Rare Fossil Shows Trees Looked Very Different 350 Million Years Ago
The newly discovered specimen looks like something from the imagination of Dr. Seuss, and it sheds light on a little-understood era of prehistory
Scientists in Canada have discovered a 350-million-year-old tree fossil that could shed light on a little-known era of prehistory. The plant sports an odd, top-heavy shape that has been compared to both a Dr. Seuss doodle and an upside-down toilet brush.
Dating to the late Paleozoic Era, the tree was alive during a mysterious period paleontologists refer to as Romer’s gap: a relatively short span of time between 345 million and 360 million years ago, after fish began to take to land.
Not much is known about the trajectory of life throughout those 15 million years, but the new discovery suggests it was a particularly experimental time for the evolution of large forest plants, the scientists write in their study, published last week in the journal Current Biology.

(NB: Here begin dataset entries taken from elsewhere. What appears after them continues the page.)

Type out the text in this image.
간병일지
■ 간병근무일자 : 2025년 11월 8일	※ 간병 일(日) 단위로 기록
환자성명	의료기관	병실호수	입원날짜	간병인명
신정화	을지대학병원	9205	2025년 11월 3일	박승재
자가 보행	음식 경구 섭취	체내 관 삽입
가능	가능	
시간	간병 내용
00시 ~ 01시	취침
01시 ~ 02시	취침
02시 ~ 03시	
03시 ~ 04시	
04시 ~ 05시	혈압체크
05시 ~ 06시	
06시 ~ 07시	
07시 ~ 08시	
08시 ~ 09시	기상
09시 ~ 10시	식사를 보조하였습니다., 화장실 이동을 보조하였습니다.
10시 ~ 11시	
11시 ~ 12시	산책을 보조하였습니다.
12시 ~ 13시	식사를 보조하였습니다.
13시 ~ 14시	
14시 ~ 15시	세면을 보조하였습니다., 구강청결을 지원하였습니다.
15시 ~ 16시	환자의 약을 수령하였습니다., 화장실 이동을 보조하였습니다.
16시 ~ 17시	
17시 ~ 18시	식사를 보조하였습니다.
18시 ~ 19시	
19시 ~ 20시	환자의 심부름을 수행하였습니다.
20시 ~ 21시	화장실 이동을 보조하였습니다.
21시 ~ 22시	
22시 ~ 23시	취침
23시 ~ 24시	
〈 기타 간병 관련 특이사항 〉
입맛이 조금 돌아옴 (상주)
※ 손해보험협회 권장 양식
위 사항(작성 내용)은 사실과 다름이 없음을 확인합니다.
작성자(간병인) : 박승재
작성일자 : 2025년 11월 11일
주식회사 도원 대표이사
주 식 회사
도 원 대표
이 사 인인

Many trees and plants from that era exhibited structures and materials that did not last into the modern age—this unusual tree included.
“This is a totally new and different kind of plant,” Patricia Gensel, a biologist at the University of North Carolina at Chapel Hill and an author of the study, tells the New York Times’ Robin Catalano. “We typically get bits and pieces of plants, or mineralized tree trunks, from Romer’s gap. We don’t have many whole plants we can reconstruct. This one we can.”
The newly identified species, called Sanfordiacaulis densifolia, was found near the bottom of an active rock quarry in Valley Waters, New Brunswick, in Canada’s Stonehammer UNESCO Global Geopark. Millions of years ago, the now-forested area was a tropical wetland ecosystem where a deep lake extended across fault lines. Earthquakes and mudslides often changed the volatile landscape, and vegetation sometimes became swept up in the tumbling sediment and got preserved, buried, at the bottom of the water.
Fossilized tree fragments had previously been found in the area, though no specimen was as intact as the new find. The fossil’s trunk, branches and partially preserved leaves were found three-dimensionally pressed into stone, joining just five or six other Paleozoic trees currently in the fossil record that have their leaves and branches intact, reports CNN’s Ayurella Horn-Muller. Because they are so delicate, complete tree or plant fossils are rarer to find than dinosaur skeletons.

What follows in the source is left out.